I try to keep roads as close as possible to scale width and this presents another problem. I didn't want a spaghetti bowl of track looping over and under itself and the track only passes through the layout one time. I only had room for four towns and the distances between them is fairly close, but did try to isolate them with scenery breaks.

My layout is built mainly for switching and having the main line only pass through the layout one time leaves me more room for industries and other rail customers.
 
I fully agree that compression is a necessary concession in modelling. Especially if you want some tractor-trailer scenes and parking areas, these take up a lot of real estate.

I have seen some nice looking layouts that ignored the access to the buildings, etc but would still display automobiles or trucks. Everyone has to settle on what level of realism is acceptable.
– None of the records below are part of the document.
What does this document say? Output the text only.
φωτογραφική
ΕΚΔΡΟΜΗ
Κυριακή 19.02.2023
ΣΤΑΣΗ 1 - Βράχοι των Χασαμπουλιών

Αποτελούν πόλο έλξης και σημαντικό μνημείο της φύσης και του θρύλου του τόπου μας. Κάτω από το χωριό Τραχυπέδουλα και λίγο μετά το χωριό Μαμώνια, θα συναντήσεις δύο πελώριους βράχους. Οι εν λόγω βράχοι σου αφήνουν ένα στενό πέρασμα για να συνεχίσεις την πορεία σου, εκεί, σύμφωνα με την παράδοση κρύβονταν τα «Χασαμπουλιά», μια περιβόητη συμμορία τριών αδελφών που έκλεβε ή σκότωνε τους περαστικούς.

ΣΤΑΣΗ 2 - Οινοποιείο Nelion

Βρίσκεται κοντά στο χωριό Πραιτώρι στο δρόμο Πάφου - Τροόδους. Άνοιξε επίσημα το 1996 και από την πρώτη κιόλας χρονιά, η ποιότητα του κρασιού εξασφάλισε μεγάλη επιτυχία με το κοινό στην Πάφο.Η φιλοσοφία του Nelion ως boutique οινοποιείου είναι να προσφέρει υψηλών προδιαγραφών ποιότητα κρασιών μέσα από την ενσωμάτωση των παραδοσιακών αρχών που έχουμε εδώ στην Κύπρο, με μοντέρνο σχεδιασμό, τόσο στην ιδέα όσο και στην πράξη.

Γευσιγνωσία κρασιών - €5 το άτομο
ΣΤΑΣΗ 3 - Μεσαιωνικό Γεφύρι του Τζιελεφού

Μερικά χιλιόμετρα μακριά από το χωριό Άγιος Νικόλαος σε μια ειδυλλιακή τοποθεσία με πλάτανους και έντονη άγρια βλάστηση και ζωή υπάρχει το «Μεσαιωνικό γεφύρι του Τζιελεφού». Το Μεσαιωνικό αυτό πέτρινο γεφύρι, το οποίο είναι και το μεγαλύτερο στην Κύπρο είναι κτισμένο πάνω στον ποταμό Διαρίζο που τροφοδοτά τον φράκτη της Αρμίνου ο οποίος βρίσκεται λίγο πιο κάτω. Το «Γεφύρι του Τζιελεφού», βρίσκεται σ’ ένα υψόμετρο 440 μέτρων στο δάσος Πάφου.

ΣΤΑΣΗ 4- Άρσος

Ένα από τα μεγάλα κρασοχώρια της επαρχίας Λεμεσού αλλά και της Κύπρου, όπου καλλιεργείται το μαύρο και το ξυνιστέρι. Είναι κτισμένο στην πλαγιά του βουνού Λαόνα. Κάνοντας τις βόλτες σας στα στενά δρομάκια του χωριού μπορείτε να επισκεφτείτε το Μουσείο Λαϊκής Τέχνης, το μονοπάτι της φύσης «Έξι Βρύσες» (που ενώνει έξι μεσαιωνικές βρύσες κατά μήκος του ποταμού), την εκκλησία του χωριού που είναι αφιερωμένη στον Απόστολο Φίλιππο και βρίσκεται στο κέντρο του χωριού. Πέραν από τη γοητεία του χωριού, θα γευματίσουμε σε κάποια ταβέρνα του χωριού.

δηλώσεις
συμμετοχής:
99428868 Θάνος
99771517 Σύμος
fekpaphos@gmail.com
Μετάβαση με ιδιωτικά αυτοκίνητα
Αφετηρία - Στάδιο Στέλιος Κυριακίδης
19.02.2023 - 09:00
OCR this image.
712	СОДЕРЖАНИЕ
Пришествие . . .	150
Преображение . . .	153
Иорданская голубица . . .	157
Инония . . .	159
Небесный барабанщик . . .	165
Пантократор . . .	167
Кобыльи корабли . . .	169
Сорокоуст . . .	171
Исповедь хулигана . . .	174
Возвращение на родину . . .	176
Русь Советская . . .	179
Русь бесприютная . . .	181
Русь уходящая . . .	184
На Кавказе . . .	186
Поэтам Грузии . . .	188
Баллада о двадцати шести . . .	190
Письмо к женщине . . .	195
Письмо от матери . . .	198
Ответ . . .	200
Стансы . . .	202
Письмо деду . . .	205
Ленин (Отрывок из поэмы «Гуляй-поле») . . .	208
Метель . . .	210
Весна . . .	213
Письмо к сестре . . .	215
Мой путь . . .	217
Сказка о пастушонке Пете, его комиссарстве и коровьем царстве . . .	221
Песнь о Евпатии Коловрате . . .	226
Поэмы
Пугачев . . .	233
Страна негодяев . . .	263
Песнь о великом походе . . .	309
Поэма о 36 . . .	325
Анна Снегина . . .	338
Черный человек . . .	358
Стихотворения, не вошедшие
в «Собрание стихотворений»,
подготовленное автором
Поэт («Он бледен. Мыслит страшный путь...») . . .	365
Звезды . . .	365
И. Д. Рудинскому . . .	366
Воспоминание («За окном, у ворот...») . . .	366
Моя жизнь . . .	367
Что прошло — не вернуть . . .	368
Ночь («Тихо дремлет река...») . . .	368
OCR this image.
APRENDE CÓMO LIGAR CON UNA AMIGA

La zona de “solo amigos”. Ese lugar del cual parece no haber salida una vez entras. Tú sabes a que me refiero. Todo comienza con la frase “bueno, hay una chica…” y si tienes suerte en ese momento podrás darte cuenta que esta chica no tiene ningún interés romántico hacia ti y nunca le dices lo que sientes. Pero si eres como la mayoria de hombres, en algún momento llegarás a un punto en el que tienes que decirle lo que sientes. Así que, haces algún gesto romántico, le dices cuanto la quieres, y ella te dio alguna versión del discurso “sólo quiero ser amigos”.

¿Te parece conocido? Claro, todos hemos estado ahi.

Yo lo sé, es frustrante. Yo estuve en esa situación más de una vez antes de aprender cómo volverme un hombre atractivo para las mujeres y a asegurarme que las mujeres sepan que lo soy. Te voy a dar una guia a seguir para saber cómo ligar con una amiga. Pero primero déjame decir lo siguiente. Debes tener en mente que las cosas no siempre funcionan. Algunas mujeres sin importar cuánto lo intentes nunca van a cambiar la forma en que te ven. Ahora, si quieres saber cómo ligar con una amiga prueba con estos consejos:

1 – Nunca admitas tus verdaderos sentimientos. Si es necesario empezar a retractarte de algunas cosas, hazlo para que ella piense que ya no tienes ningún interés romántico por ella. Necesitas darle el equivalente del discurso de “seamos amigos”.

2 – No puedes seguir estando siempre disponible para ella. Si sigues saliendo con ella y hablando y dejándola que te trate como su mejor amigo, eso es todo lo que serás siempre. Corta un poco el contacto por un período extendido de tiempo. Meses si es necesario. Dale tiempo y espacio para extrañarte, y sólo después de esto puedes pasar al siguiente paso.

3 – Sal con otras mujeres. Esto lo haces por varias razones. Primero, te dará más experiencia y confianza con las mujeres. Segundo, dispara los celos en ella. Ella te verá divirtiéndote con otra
I will bounce things off my wife to see if I am going overboard. I usually am. Even in planning a huge layout, just a bare minimum of buildings at each townsite must be settled on, unless maybe the whole layout is dedicated to one town.
 
All of my layout is between 24" and 32" wide, so I go with compression in two areas. While I keep the distance between parallel tracks to a scale 14' - 16', my right of ways are way too narrow, 10' - 15' scale feet between track and adjacent structures/fences in many cases. And since switching carries more weight with me, my towns are too close. In most cases, the engines are entering a town while the caboose is just leaving the previous town. This doesn't bother me since I cannot stand back from the layout far enough to see this with the average through freights of 22-24 cars. Switching consists are much shorter. I do try to have some degree of scenic dividing in many cases. Like Chet, my rail lines only go through any scene just once. I am a bit more anal about parking lots and clearances. My roads while a bit narrow usually have 9' - 10' lanes, which was more common 50 years ago. I am always amused to see very detailed layouts where the front doors of residences and businesses butt up to the ballast of the track passing by, without any access in between. But as Dave posted, "Everyone has to settle on what level of realism is acceptable".